Tuesday, 20 April 1042 was one of the bloodiest days that Constantinople had seen in all its history. The carnage was appalling especially that suffered by the insurgents, for the most part defenceless against the fully armed and mail-clad imperial troops. In that one day, we are credibly informed, and in the night that followed, over 3,000 perished. But in the end, inevitably, numbers prevailed. In the early hours of Wednesday morning the Palace fell, and the whole vast complex of buildings was overrun by a frenzied, furious mob, pillaging and looting wherever it went but always with one supreme objective in mind: to find the Emperor and to kill him.

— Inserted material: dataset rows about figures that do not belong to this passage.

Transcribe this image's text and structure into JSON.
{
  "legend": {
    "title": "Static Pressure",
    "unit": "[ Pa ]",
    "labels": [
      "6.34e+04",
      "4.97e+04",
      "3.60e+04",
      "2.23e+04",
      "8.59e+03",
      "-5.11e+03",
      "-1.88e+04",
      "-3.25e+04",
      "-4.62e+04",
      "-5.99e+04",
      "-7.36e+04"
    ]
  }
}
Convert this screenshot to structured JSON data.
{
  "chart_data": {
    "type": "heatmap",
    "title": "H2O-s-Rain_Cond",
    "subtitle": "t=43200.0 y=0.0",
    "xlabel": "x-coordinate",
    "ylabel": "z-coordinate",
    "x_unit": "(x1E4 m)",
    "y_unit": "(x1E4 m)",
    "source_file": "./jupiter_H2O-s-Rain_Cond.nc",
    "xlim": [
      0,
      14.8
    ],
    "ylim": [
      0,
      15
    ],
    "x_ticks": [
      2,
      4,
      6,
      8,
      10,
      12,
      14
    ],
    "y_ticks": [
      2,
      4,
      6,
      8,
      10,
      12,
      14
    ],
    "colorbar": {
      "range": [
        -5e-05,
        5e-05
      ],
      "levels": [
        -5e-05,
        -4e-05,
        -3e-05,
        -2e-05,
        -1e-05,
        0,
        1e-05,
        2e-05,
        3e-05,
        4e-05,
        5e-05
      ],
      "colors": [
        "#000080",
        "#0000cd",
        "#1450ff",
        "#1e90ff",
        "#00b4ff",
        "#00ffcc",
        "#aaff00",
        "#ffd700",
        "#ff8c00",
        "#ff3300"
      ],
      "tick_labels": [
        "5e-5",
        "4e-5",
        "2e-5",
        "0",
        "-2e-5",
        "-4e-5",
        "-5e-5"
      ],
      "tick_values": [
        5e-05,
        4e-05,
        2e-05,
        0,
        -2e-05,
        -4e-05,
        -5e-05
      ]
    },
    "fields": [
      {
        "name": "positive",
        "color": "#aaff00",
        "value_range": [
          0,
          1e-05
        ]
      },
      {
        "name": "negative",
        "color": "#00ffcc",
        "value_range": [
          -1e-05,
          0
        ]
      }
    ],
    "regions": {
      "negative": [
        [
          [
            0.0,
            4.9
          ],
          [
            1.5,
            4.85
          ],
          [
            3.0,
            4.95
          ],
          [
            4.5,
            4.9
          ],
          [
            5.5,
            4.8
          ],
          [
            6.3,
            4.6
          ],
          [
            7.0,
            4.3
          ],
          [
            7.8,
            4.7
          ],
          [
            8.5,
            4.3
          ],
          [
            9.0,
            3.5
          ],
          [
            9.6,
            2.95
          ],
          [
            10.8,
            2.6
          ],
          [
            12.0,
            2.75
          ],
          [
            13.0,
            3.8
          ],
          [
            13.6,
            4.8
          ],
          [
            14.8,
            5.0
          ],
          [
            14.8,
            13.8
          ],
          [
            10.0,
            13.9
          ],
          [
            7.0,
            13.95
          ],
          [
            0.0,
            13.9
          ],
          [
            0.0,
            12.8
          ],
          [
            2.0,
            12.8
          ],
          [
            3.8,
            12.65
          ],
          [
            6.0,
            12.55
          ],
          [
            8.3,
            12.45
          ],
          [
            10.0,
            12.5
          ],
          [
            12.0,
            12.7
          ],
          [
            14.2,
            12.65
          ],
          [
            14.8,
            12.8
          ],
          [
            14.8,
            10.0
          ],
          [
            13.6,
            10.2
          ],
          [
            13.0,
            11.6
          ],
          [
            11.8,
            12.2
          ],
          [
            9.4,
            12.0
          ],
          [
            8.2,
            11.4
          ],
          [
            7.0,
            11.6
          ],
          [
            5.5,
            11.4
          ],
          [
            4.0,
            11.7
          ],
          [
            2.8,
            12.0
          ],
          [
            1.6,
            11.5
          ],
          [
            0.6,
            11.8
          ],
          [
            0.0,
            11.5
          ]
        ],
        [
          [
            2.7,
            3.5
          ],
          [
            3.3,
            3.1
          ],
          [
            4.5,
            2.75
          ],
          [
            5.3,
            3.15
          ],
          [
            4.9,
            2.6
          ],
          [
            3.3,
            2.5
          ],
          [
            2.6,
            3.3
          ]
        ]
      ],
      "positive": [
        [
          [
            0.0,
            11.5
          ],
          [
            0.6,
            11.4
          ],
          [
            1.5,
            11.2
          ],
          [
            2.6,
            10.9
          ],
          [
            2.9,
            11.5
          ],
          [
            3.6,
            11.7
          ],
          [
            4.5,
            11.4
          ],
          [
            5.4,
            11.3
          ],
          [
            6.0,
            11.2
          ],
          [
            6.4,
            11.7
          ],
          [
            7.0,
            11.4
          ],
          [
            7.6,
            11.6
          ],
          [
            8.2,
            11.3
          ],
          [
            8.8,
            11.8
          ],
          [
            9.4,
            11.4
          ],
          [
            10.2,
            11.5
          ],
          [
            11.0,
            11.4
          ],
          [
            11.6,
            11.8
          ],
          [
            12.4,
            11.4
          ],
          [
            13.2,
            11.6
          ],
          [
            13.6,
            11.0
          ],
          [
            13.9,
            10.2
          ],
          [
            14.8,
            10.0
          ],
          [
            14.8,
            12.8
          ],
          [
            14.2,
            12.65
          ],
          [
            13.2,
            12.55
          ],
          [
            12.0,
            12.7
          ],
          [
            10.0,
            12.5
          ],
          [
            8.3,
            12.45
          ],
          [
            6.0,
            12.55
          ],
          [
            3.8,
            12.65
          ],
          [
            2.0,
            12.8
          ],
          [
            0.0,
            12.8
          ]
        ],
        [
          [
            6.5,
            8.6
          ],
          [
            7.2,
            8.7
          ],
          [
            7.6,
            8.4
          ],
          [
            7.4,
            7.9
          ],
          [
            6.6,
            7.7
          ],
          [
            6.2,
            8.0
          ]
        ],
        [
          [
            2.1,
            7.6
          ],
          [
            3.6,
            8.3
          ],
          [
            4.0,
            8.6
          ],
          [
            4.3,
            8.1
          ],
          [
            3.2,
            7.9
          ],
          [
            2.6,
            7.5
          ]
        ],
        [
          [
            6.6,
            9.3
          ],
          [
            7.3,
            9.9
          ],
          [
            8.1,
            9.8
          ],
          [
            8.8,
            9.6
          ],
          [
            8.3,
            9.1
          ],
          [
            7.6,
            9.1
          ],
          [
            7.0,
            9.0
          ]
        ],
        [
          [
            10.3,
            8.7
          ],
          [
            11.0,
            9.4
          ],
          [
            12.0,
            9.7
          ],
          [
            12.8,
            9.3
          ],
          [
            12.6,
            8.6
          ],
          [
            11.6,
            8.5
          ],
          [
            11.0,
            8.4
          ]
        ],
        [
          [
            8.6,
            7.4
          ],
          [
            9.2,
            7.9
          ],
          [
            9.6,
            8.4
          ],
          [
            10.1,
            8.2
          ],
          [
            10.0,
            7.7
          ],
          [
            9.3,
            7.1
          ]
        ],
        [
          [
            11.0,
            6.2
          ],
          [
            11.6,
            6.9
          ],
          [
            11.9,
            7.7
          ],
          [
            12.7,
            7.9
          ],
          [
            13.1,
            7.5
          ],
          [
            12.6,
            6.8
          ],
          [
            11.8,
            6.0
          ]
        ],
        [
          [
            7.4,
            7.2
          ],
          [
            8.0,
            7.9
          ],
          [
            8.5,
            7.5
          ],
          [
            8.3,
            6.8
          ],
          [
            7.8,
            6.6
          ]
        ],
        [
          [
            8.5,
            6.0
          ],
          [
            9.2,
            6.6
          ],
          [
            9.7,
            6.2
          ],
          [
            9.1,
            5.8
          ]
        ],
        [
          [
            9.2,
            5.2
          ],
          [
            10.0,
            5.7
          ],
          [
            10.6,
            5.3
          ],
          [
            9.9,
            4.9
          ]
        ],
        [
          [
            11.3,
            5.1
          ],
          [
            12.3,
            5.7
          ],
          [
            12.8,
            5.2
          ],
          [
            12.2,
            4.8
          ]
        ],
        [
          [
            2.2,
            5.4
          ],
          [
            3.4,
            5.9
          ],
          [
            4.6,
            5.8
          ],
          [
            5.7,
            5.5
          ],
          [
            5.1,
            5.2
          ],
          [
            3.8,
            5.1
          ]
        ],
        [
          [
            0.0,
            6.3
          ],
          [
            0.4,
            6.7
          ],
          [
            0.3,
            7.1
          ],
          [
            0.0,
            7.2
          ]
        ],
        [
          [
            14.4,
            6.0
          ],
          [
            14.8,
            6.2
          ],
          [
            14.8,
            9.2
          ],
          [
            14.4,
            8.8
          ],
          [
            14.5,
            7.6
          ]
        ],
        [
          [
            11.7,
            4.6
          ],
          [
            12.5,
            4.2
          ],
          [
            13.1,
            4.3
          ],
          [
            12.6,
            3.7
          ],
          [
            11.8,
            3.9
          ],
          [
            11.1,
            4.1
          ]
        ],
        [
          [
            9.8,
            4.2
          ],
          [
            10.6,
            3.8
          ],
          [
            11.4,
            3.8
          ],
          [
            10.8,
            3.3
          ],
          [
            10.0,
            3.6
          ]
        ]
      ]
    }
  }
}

No longer could there be any question of a last stand. Shortly before dawn Michael and Constantine, pausing only to disguise themselves in dirty, tattered clothes, together boarded the waiting ship, sailed along the coast to the Studium, submitted to immediate tonsure and were forthwith accepted as members of the monastic community. Zoe, meanwhile, left alone in the Palace to fend for herself as best she might, was soon found by the insurgents, who immediately raised her on to their shoulders and set her upon the imperial throne. With the departure of Michael and Constantine, her courage had in some measure returned. Gratified as she was by this sudden reversal of her fortunes, she was nevertheless outraged when informed of the arrival and subsequent coronation of Theodora, whom she had thought - and devoutly hoped -never to see again. Her first reaction was to order her immediate return to the convent that she should never have left; only when she hear
d the cheering outside St Sophia and was told that it was for her sister did she begin to understand. This lugubrious and unattractive elderly virgin, forgotten by all until a few hours before, had suddenly and inexplicably become the idol of the populace. Reluctantly - and, we may be sure, fairly ungraciously - Zoe agreed to the partnership. It was better to reign as joint Empress than not to reign at all.
The scene now shifts to the Studium, where the Emperor and his uncle had hoped to lose themselves in monkish obscurity. They had, however, underestimated the strength of the popular feeling against them. As soon as their place of refuge became known, the mob left the Hippodrome and surged westward along the Mese, bellowing for their blood. Psellus followed, with a detachment of the imperial guard, and has left us a terrifying account of the events that followed:
We found the monastery already surrounded by huge crowds, many of whom were trying to smash down the building in their eagerness to get inside. We had appalling difficulty in forcing our way through the hysterical throng, all shouting abuse and threatening the miserable fugitives with unspeakable atrocities.
Until that moment I had had no strong personal feelings one way or the other, although I had deplored the abominable way in which the Empress had been treated; but when I arrived in the chapel and saw the two unfortunates — the Emperor on his knees, clutching the altar, the nobilissimus standing on his left, both of them scarcely recognizable in their sordid rags, their very faces transformed by mortal fear, I stood there dumbfounded and my eyes filled with tears.